L’arrestation récente à Maevatànana d’une di­zaine d’orpailleurs illicites de nationalité étran­gère suscite de nombreuses interrogations. Est-ce qu’ils se consi­dèreraient se trou­ver dans un pays con­quis ou dans une de ces ré­publiques bananières où tout nouveau venu peut se permettre de faire ce qu’il veut ?
Il est inconcevable qu’ils soient venus à Madagascar sans s’être informés préalablement des lois qui régissent le pays. Dans ce cas, ils auraient été in­formés du besoin d’autorisation, tout comme les na­tionaux qui s’adon­nent à l’orpaillage.
Donc, ils savaient pertinemment qu’ils agissaient dans l’illé­galité. S’ils ont ainsi agi, c’est qu’ils étaient plus ou moins assurés qu’on ne les dérangerait pas, bénéficiant sans au­cun doute d’une promesse de protection. Autrement, ils n’auraient jamais osé enfreindre la loi.
C’est cette complicité des autorités locales ou autres qui dérange. Bien évidemment, c’est l’appât du gain qui en­traî­ne ces responsables à commettre l’irréparable. Leurs interventions n’étant jamais désintéressées. C’est ainsi que la porte est ouverte à la corruption.
Il semblerait que ces étrangers aient utilisé du matériel sophistiqué dans leur quête de l’or. La déclaration de ce type d’appareil aurait déjà
dû attirer l’attention des responsables. Comment ce matériel est-il entré dans le pays ? Ce fait relève de la douane. Y aurait-il eu également une complicité pour fai­re passer tout ce matériel en douce ?
Autre point qui mérite d’être souligné : L’en­trée des étrangers dans le territoire national. On se demande si, une fois passée la frontière, les étrangers qui arrivent à Madagascar sont laissés complètement libres de circuler partout où ils veulent. Dans le pays, il est rare qu’un étranger fasse l’objet d’un contrôle de quelque sorte que ce soit.
Bien sûr, nous ne sommes pas dans un de ces Etats policiers où tout étranger qui arrive est « accompagné » par un fonctionnaire partout où il va. Mais tout de même, il y a une sacrée différence entre le contrôle permanent dans un Etat policier et le laisser-faire, laisser-aller qui existe ici.
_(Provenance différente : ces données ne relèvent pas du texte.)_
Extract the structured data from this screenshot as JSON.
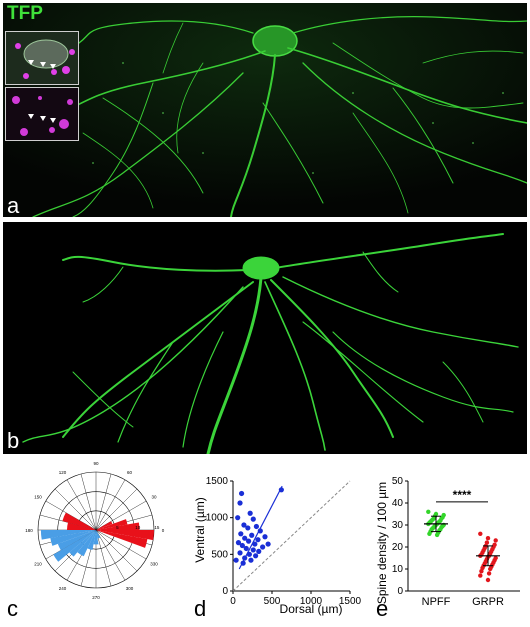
{
  "panel_a": {
    "label": "a",
    "channel": "TFP"
  },
  "panel_b": {
    "label": "b"
  },
  "panel_c": {
    "label": "c",
    "angle_labels": [
      "0",
      "30",
      "60",
      "90",
      "120",
      "150",
      "180",
      "210",
      "240",
      "270",
      "300",
      "330"
    ],
    "radial_labels": [
      "5",
      "10",
      "15"
    ],
    "colors": {
      "dorsal": "#e8111a",
      "ventral": "#4a9ee6"
    }
  },
  "panel_d": {
    "label": "d"
  },
  "panel_e": {
    "label": "e"
  },
  "colors": {
    "neuron": "#3fe13a",
    "marker": "#e040e8",
    "scatter_blue": "#1a2fd6",
    "npff": "#33d52a",
    "grpr": "#e2161c"
  },
  "chart_data": [
    {
      "type": "scatter",
      "panel": "d",
      "xlabel": "Dorsal (µm)",
      "ylabel": "Ventral (µm)",
      "xlim": [
        0,
        1500
      ],
      "ylim": [
        0,
        1500
      ],
      "xticks": [
        "0",
        "500",
        "1000",
        "1500"
      ],
      "yticks": [
        "0",
        "500",
        "1000",
        "1500"
      ],
      "points": [
        [
          110,
          1330
        ],
        [
          90,
          1200
        ],
        [
          220,
          1060
        ],
        [
          60,
          1000
        ],
        [
          260,
          980
        ],
        [
          620,
          1380
        ],
        [
          140,
          900
        ],
        [
          300,
          880
        ],
        [
          190,
          860
        ],
        [
          350,
          820
        ],
        [
          100,
          780
        ],
        [
          240,
          760
        ],
        [
          410,
          740
        ],
        [
          150,
          720
        ],
        [
          320,
          700
        ],
        [
          200,
          680
        ],
        [
          70,
          660
        ],
        [
          280,
          640
        ],
        [
          450,
          640
        ],
        [
          120,
          620
        ],
        [
          380,
          600
        ],
        [
          170,
          580
        ],
        [
          260,
          560
        ],
        [
          330,
          540
        ],
        [
          90,
          520
        ],
        [
          210,
          500
        ],
        [
          290,
          480
        ],
        [
          150,
          450
        ],
        [
          40,
          420
        ],
        [
          230,
          420
        ],
        [
          130,
          380
        ]
      ],
      "fit_line": [
        [
          80,
          300
        ],
        [
          630,
          1430
        ]
      ],
      "identity_line": [
        [
          0,
          0
        ],
        [
          1500,
          1500
        ]
      ]
    },
    {
      "type": "scatter",
      "panel": "e",
      "categories": [
        "NPFF",
        "GRPR"
      ],
      "ylabel": "Spine density / 100 µm",
      "ylim": [
        0,
        50
      ],
      "yticks": [
        "0",
        "10",
        "20",
        "30",
        "40",
        "50"
      ],
      "significance": "****",
      "series": [
        {
          "name": "NPFF",
          "mean": 30.5,
          "sd": 3.5,
          "values": [
            36,
            35,
            34.5,
            34,
            33.5,
            33,
            33,
            32.5,
            32,
            32,
            31.5,
            31.5,
            31,
            31,
            30.5,
            30.5,
            30,
            30,
            29.5,
            29.5,
            29,
            29,
            28.5,
            28,
            28,
            27.5,
            27,
            26.5,
            26,
            25.5
          ]
        },
        {
          "name": "GRPR",
          "mean": 16,
          "sd": 4.5,
          "values": [
            26,
            24,
            23,
            22,
            21,
            20.5,
            20,
            19.5,
            19,
            18.5,
            18,
            17.5,
            17,
            16.5,
            16,
            16,
            15.5,
            15,
            14.5,
            14,
            13.5,
            13,
            12.5,
            12,
            11.5,
            11,
            10.5,
            10,
            9,
            8,
            7,
            5
          ]
        }
      ]
    }
  ]
}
Il y a des étrangers qui arrivent à Madagas­car avec pour motif « tou­risme » mais qui finalement s’y installent pendant des années. Et beau­coup de ces étrangers qui résident à Ma­da­gascar en situation irrégulière vi­vent d’expédients. Cela pourrait avoir des conséquences néfastes sur la population.
Bien que la procédure d’installation d’étrangers à Madagascar soit déjà facilitée, il y en a toujours qui, pour une raison ou une autre, préfère rester en situation irrégulière. La raison est que nos fron­tières, compte tenu de leur étendue, sont difficiles à contrôler en totalité. Et en fin de compte, on y entre et on en sort comme dans un moulin.